Since 1972, several petitions to reschedule marijuana have been "considered" by the DEA.  In 1986, the DEA finally held public hearings on the issue of marijuana rescheduling.  After two years of hearings, DEA Chief Administrative Law Judge Francis L. Young ruled in 1988 that the scheduling standards established in CSA "permit and require the transfer of marijuana from Schedule I to Schedule II."  He added: "Marijuana, in its natural form, is one of the safest therapeutically active substances known. It would be unreasonable, arbitrary, and capricious for the DEA to continue to stand between those sufferers and the benefits of the substance."

Unfortunately, Young was overruled by DEA administrator John Lawn.  In 1994, the D.C. Court of Appeals affirmed Lawn's authority to overrule Judge Young's decision.  Disgusted after nearly 25 years of DEA stonewalling, seriously ill patients and their advocates decided to focus their efforts at the state level, and since 1996, 13 states have passed laws protecting seriously ill patients from arrest.

Marijuana must someday be rescheduled at the federal level, but seriously ill patients who benefit from marijuana can't afford to wait for a federal reform which more than once has seemed to be just around the corner.  State medical marijuana laws do not create perfect policy, but they are the best a state can do for its citizens in light of this continued antagonism from the federal government. 

To be clear, the law proposed in NH does not affect marijuana's schedule.  It simply exempts seriously ill patients from penalties, provided that they receive a doctor's recommendation for marijuana and proceed in compliance with the law's tightly-crafted restrictions.

Isn't a synthetic alternative to marijuana already available?

This is similar to the question Mitt Romney asked Clayton Holton, referring to the FDA-approved pill Marinol, a drug designed to replicate marijuana's medicinal benefits.  "It makes me sick; it makes me throw up," Clayton explained.

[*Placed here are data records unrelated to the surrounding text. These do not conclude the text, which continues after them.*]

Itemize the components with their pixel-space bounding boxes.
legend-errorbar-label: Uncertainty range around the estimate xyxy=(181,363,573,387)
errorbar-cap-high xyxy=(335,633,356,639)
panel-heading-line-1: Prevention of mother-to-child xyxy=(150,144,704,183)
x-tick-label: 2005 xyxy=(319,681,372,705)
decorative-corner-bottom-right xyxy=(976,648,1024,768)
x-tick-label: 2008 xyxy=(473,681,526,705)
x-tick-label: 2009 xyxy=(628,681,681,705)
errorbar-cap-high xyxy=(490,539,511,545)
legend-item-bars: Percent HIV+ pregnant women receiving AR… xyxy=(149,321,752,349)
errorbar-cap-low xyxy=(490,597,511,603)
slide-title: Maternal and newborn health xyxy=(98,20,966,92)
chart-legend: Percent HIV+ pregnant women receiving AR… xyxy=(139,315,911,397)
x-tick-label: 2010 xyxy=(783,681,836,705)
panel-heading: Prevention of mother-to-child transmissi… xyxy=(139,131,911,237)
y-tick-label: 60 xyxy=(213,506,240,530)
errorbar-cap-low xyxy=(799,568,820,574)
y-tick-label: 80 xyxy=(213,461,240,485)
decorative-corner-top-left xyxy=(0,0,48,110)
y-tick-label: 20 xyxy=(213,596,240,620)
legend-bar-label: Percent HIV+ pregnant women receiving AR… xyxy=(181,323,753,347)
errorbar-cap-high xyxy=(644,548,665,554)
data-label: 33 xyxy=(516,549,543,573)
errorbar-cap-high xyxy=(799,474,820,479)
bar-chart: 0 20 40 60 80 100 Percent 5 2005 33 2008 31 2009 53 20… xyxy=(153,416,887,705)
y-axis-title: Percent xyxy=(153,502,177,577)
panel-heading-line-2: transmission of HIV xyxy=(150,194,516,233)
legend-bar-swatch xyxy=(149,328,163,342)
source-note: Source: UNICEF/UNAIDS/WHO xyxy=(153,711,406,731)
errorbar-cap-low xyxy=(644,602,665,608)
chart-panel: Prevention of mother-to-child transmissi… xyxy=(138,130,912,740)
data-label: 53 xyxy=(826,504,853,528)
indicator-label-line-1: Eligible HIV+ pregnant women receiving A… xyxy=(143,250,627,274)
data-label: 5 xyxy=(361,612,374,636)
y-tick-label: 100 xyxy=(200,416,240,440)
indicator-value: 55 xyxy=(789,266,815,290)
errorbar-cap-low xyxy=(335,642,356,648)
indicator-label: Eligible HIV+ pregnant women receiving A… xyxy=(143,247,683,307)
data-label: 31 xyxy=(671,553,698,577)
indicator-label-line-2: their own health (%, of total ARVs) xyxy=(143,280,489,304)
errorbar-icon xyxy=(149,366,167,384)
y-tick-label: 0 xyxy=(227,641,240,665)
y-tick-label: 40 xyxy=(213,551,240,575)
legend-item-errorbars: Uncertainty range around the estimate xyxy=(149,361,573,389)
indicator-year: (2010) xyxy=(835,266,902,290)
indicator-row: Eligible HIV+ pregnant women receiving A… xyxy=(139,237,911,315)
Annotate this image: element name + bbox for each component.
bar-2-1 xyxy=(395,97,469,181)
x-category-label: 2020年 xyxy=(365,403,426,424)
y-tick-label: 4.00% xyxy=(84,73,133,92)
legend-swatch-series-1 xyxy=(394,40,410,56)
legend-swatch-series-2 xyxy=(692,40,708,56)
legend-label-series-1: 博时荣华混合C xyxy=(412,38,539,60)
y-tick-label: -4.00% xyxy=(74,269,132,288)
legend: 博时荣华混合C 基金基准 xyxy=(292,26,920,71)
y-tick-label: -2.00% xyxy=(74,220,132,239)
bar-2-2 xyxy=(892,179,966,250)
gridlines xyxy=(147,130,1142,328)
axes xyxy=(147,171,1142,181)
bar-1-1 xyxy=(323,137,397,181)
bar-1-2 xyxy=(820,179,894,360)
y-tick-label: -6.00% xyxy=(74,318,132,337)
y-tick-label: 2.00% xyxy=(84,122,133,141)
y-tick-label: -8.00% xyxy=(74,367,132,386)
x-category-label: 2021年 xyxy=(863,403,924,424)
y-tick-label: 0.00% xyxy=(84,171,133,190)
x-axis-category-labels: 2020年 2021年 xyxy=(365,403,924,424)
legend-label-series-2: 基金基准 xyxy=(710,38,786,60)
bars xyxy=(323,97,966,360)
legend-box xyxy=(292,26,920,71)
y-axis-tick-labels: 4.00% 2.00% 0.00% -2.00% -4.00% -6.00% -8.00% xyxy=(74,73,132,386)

Some patients do find relief with Marinol, which contains Delta-9 Tetrahydrocannabinol (THC) that has been synthesized in a lab.  However, many do not, and the drug is very expensive.  THC is only one active compound in marijuana, and scientists are only beginning to learn about the complex relationships between THC and other cannabinoids.

Even if an effective marijuana pill can one day be developed, smoked or vaporized marijuana will still be essential medicine for patients suffering from extreme nausea.  For many, including cancer patients undergoing chemotherapy, there can be no substitute for the rapid onset of relief provided by inhalation; pills are useless unless the patient is able to keep them down.